Thanks Uwe!  Responses inlined below:

On Thu, Aug 17, 2023 at 9:46 AM Uwe Schindler <u...@thetaphi.de> wrote:

> this error indeed cannot happen as all our segments are shared. It could
> still be some bug in the Java 19 version, did you try Java 21 or Java 20?
>
OK, phew, that is what I thought (from reading Lucene's sources).  We are
testing Java 20 now (though EOL is in ~4 weeks -- hard to keep up!), and
soon Java 21.  Maybe we'll just go straight to Java 21 if there are no
problems.  This exception only happened on a single host (and JVM) across a
great many Lucene instances we run so whatever bug it is: it looks very
rare.  But, for that host, the exception happened a great many times, for
the few hours that this JVM was alive.

> It may also be a Coretto problem, maybe contact their team, maybe they
> have applied some changes. ScopedMemoryAccess is using an extension to the
> original Java memory model internally (I think the changed something in the
> specs), so it changed quite a lot internally.
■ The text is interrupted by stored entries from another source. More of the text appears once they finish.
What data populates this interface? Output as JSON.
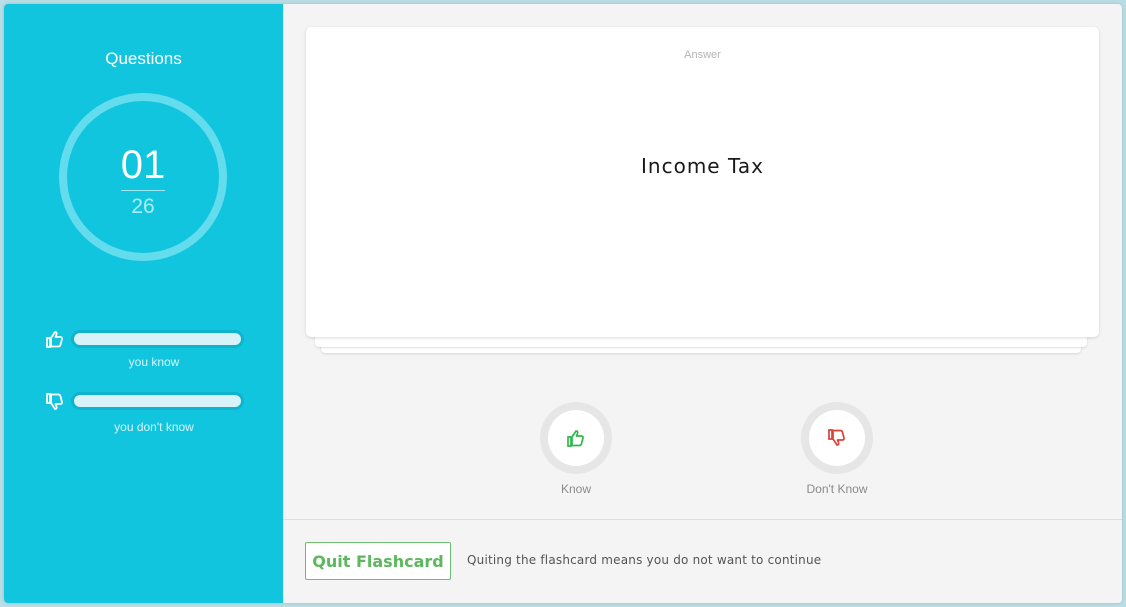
{
  "sidebar": {
    "title": "Questions",
    "progress": {
      "current": "01",
      "total": "26"
    },
    "know": {
      "label": "you know",
      "fraction": 0
    },
    "dont_know": {
      "label": "you don't know",
      "fraction": 0
    }
  },
  "card": {
    "label": "Answer",
    "text": "Income Tax"
  },
  "actions": {
    "know_label": "Know",
    "dont_know_label": "Don't Know"
  },
  "footer": {
    "quit_label": "Quit Flashcard",
    "note": "Quiting the flashcard means you do not want to continue"
  },
  "colors": {
    "sidebar": "#12c5df",
    "know": "#2fb84a",
    "dont_know": "#d9433a",
    "quit": "#5cb85c"
  }
}
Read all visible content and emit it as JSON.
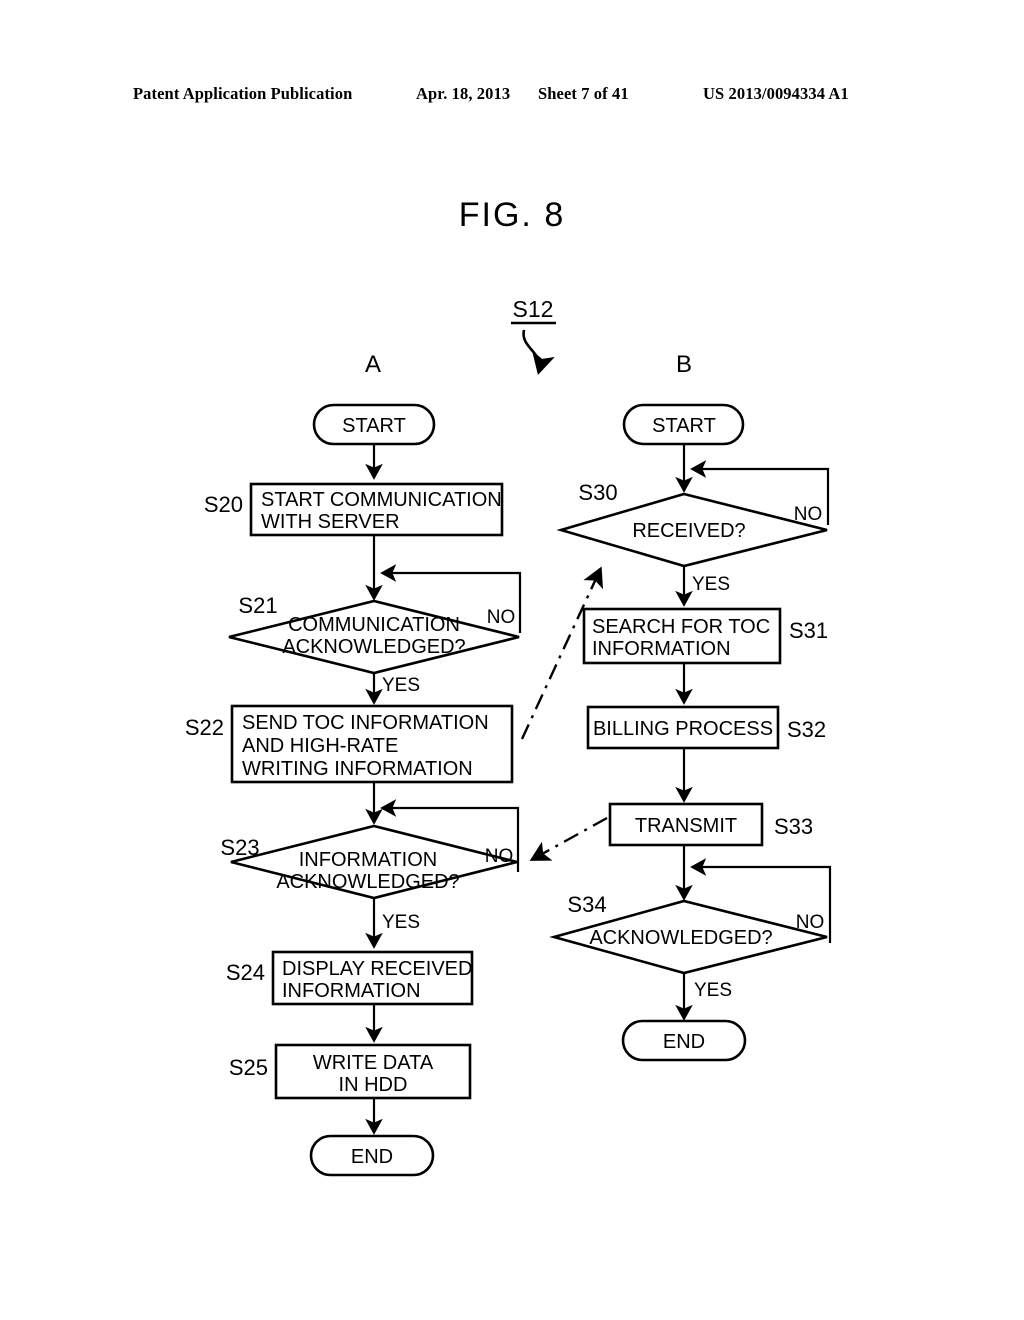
{
  "header": {
    "publication": "Patent Application Publication",
    "date": "Apr. 18, 2013",
    "sheet": "Sheet 7 of 41",
    "patent_number": "US 2013/0094334 A1"
  },
  "figure": {
    "title": "FIG. 8",
    "reference_label": "S12",
    "column_a_label": "A",
    "column_b_label": "B"
  },
  "chart_data": {
    "type": "flowchart",
    "title": "FIG. 8",
    "reference": "S12",
    "columns": [
      {
        "name": "A",
        "nodes": [
          {
            "id": "A-start",
            "shape": "terminator",
            "label": "START",
            "step": ""
          },
          {
            "id": "S20",
            "shape": "process",
            "label": "START COMMUNICATION\nWITH SERVER",
            "step": "S20"
          },
          {
            "id": "S21",
            "shape": "decision",
            "label": "COMMUNICATION\nACKNOWLEDGED?",
            "step": "S21"
          },
          {
            "id": "S22",
            "shape": "process",
            "label": "SEND TOC INFORMATION\nAND HIGH-RATE\nWRITING INFORMATION",
            "step": "S22"
          },
          {
            "id": "S23",
            "shape": "decision",
            "label": "INFORMATION\nACKNOWLEDGED?",
            "step": "S23"
          },
          {
            "id": "S24",
            "shape": "process",
            "label": "DISPLAY RECEIVED\nINFORMATION",
            "step": "S24"
          },
          {
            "id": "S25",
            "shape": "process",
            "label": "WRITE DATA\nIN HDD",
            "step": "S25"
          },
          {
            "id": "A-end",
            "shape": "terminator",
            "label": "END",
            "step": ""
          }
        ],
        "edges": [
          {
            "from": "A-start",
            "to": "S20",
            "label": ""
          },
          {
            "from": "S20",
            "to": "S21",
            "label": ""
          },
          {
            "from": "S21",
            "to": "S22",
            "label": "YES"
          },
          {
            "from": "S21",
            "to": "S21",
            "label": "NO"
          },
          {
            "from": "S22",
            "to": "S23",
            "label": ""
          },
          {
            "from": "S23",
            "to": "S24",
            "label": "YES"
          },
          {
            "from": "S23",
            "to": "S23",
            "label": "NO"
          },
          {
            "from": "S24",
            "to": "S25",
            "label": ""
          },
          {
            "from": "S25",
            "to": "A-end",
            "label": ""
          }
        ]
      },
      {
        "name": "B",
        "nodes": [
          {
            "id": "B-start",
            "shape": "terminator",
            "label": "START",
            "step": ""
          },
          {
            "id": "S30",
            "shape": "decision",
            "label": "RECEIVED?",
            "step": "S30"
          },
          {
            "id": "S31",
            "shape": "process",
            "label": "SEARCH FOR TOC\nINFORMATION",
            "step": "S31"
          },
          {
            "id": "S32",
            "shape": "process",
            "label": "BILLING PROCESS",
            "step": "S32"
          },
          {
            "id": "S33",
            "shape": "process",
            "label": "TRANSMIT",
            "step": "S33"
          },
          {
            "id": "S34",
            "shape": "decision",
            "label": "ACKNOWLEDGED?",
            "step": "S34"
          },
          {
            "id": "B-end",
            "shape": "terminator",
            "label": "END",
            "step": ""
          }
        ],
        "edges": [
          {
            "from": "B-start",
            "to": "S30",
            "label": ""
          },
          {
            "from": "S30",
            "to": "S31",
            "label": "YES"
          },
          {
            "from": "S30",
            "to": "S30",
            "label": "NO"
          },
          {
            "from": "S31",
            "to": "S32",
            "label": ""
          },
          {
            "from": "S32",
            "to": "S33",
            "label": ""
          },
          {
            "from": "S33",
            "to": "S34",
            "label": ""
          },
          {
            "from": "S34",
            "to": "B-end",
            "label": "YES"
          },
          {
            "from": "S34",
            "to": "S34",
            "label": "NO"
          }
        ]
      }
    ],
    "cross_links": [
      {
        "from": "S22",
        "to": "S30",
        "style": "dash-dot",
        "label": ""
      },
      {
        "from": "S33",
        "to": "S23",
        "style": "dash-dot",
        "label": ""
      }
    ]
  },
  "nodes": {
    "a_start": "START",
    "s20_line1": "START COMMUNICATION",
    "s20_line2": "WITH SERVER",
    "s21_line1": "COMMUNICATION",
    "s21_line2": "ACKNOWLEDGED?",
    "s22_line1": "SEND TOC INFORMATION",
    "s22_line2": "AND HIGH-RATE",
    "s22_line3": "WRITING INFORMATION",
    "s23_line1": "INFORMATION",
    "s23_line2": "ACKNOWLEDGED?",
    "s24_line1": "DISPLAY RECEIVED",
    "s24_line2": "INFORMATION",
    "s25_line1": "WRITE DATA",
    "s25_line2": "IN HDD",
    "a_end": "END",
    "b_start": "START",
    "s30_label": "RECEIVED?",
    "s31_line1": "SEARCH FOR TOC",
    "s31_line2": "INFORMATION",
    "s32_label": "BILLING PROCESS",
    "s33_label": "TRANSMIT",
    "s34_label": "ACKNOWLEDGED?",
    "b_end": "END"
  },
  "steps": {
    "s20": "S20",
    "s21": "S21",
    "s22": "S22",
    "s23": "S23",
    "s24": "S24",
    "s25": "S25",
    "s30": "S30",
    "s31": "S31",
    "s32": "S32",
    "s33": "S33",
    "s34": "S34"
  },
  "branches": {
    "s21_no": "NO",
    "s21_yes": "YES",
    "s23_no": "NO",
    "s23_yes": "YES",
    "s30_no": "NO",
    "s30_yes": "YES",
    "s34_no": "NO",
    "s34_yes": "YES"
  }
}
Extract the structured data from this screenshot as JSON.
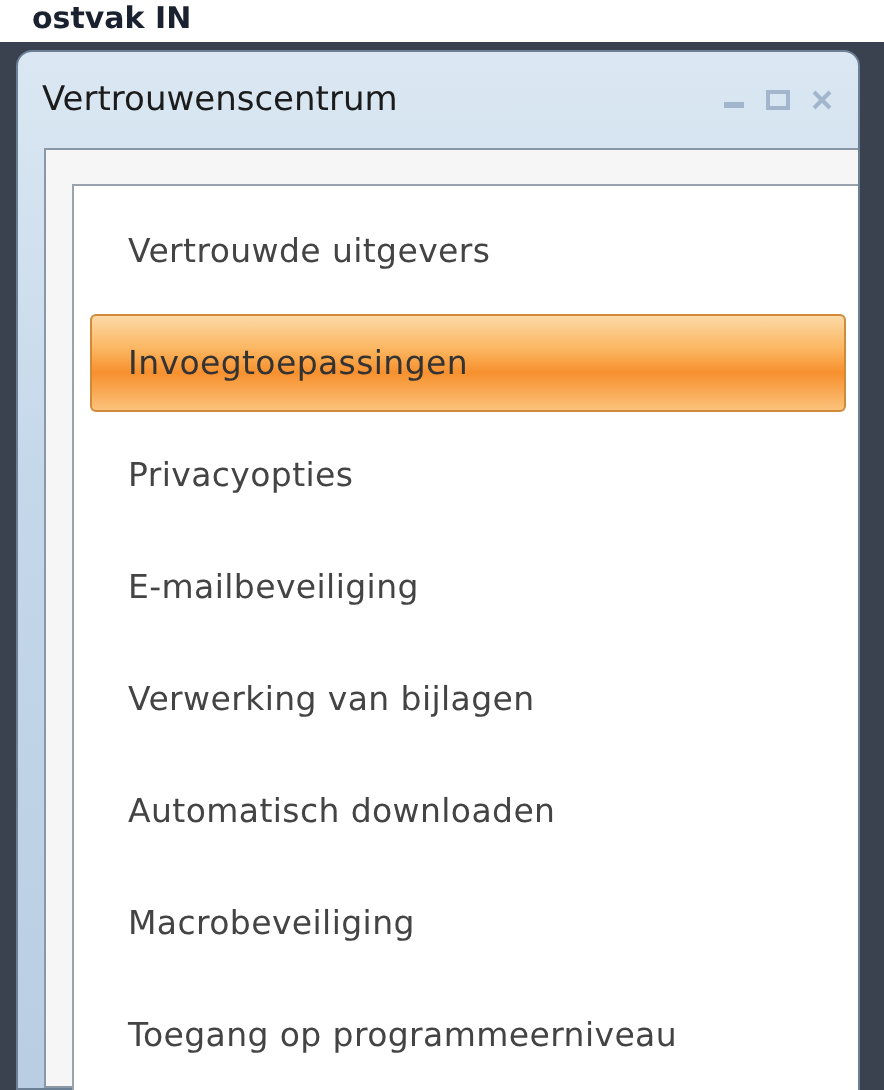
{
  "background_window": {
    "title": "ostvak IN"
  },
  "window": {
    "title": "Vertrouwenscentrum"
  },
  "nav": {
    "items": [
      {
        "label": "Vertrouwde uitgevers",
        "selected": false
      },
      {
        "label": "Invoegtoepassingen",
        "selected": true
      },
      {
        "label": "Privacyopties",
        "selected": false
      },
      {
        "label": "E-mailbeveiliging",
        "selected": false
      },
      {
        "label": "Verwerking van bijlagen",
        "selected": false
      },
      {
        "label": "Automatisch downloaden",
        "selected": false
      },
      {
        "label": "Macrobeveiliging",
        "selected": false
      },
      {
        "label": "Toegang op programmeerniveau",
        "selected": false
      }
    ]
  }
}
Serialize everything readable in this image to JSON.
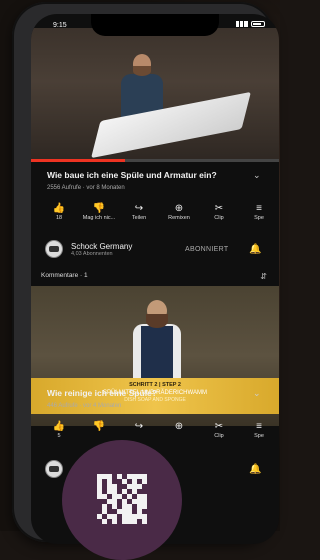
{
  "status": {
    "time": "9:15"
  },
  "video1": {
    "title": "Wie baue ich eine Spüle und Armatur ein?",
    "meta": "2556 Aufrufe · vor 8 Monaten",
    "actions": [
      {
        "icon": "thumb-up-icon",
        "glyph": "👍",
        "label": "18"
      },
      {
        "icon": "thumb-down-icon",
        "glyph": "👎",
        "label": "Mag ich nic..."
      },
      {
        "icon": "share-icon",
        "glyph": "↪",
        "label": "Teilen"
      },
      {
        "icon": "remix-icon",
        "glyph": "⊕",
        "label": "Remixen"
      },
      {
        "icon": "clip-icon",
        "glyph": "✂",
        "label": "Clip"
      },
      {
        "icon": "save-icon",
        "glyph": "≡",
        "label": "Spe"
      }
    ]
  },
  "channel": {
    "name": "Schock Germany",
    "subs": "4,03 Abonnenten",
    "subscribe": "ABONNIERT"
  },
  "comments": {
    "label": "Kommentare · 1"
  },
  "video2": {
    "banner_line1": "SCHRITT 2 | STEP 2",
    "banner_line2": "SPÜLMITTEL UND RÄDERICHWAMM",
    "banner_line3": "DISH SOAP AND SPONGE",
    "title": "Wie reinige ich eine Spüle?",
    "meta": "446 Aufrufe · vor 4 Monaten",
    "actions": [
      {
        "icon": "thumb-up-icon",
        "glyph": "👍",
        "label": "5"
      },
      {
        "icon": "thumb-down-icon",
        "glyph": "👎",
        "label": ""
      },
      {
        "icon": "share-icon",
        "glyph": "↪",
        "label": ""
      },
      {
        "icon": "remix-icon",
        "glyph": "⊕",
        "label": ""
      },
      {
        "icon": "clip-icon",
        "glyph": "✂",
        "label": "Clip"
      },
      {
        "icon": "save-icon",
        "glyph": "≡",
        "label": "Spe"
      }
    ]
  },
  "colors": {
    "progress": "#ee3322",
    "badge": "#4a2a47",
    "banner": "#efc44b"
  }
}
Maybe Coretto has some
> patches for hotspot that make the memory model changes hit us?
>
Good idea -- we will reach out to the Corretto team.  Scary to be using
extensions to JMM which was already complex enough to begin with!

> I don't think the bug is in Lucene's code, because if a thread is shared,
> it is shared. Maybe some other problem could be: Have you maybe
> accidentally closed the IndexInput too early. Normally this should cause an
> IllegalStateException (we have a test for this), but I am not fully sure
> what happens if the shared scope was already closed. I remmeber there were
> some bugs in 19, but it is already too long ago. So please try with plain
> OpenJDK Java 21 (or 20).
>
I don't think we are closing IndexInputs too early -- we would see many
many exceptions if so, I hope.  We will expedite getting off 19.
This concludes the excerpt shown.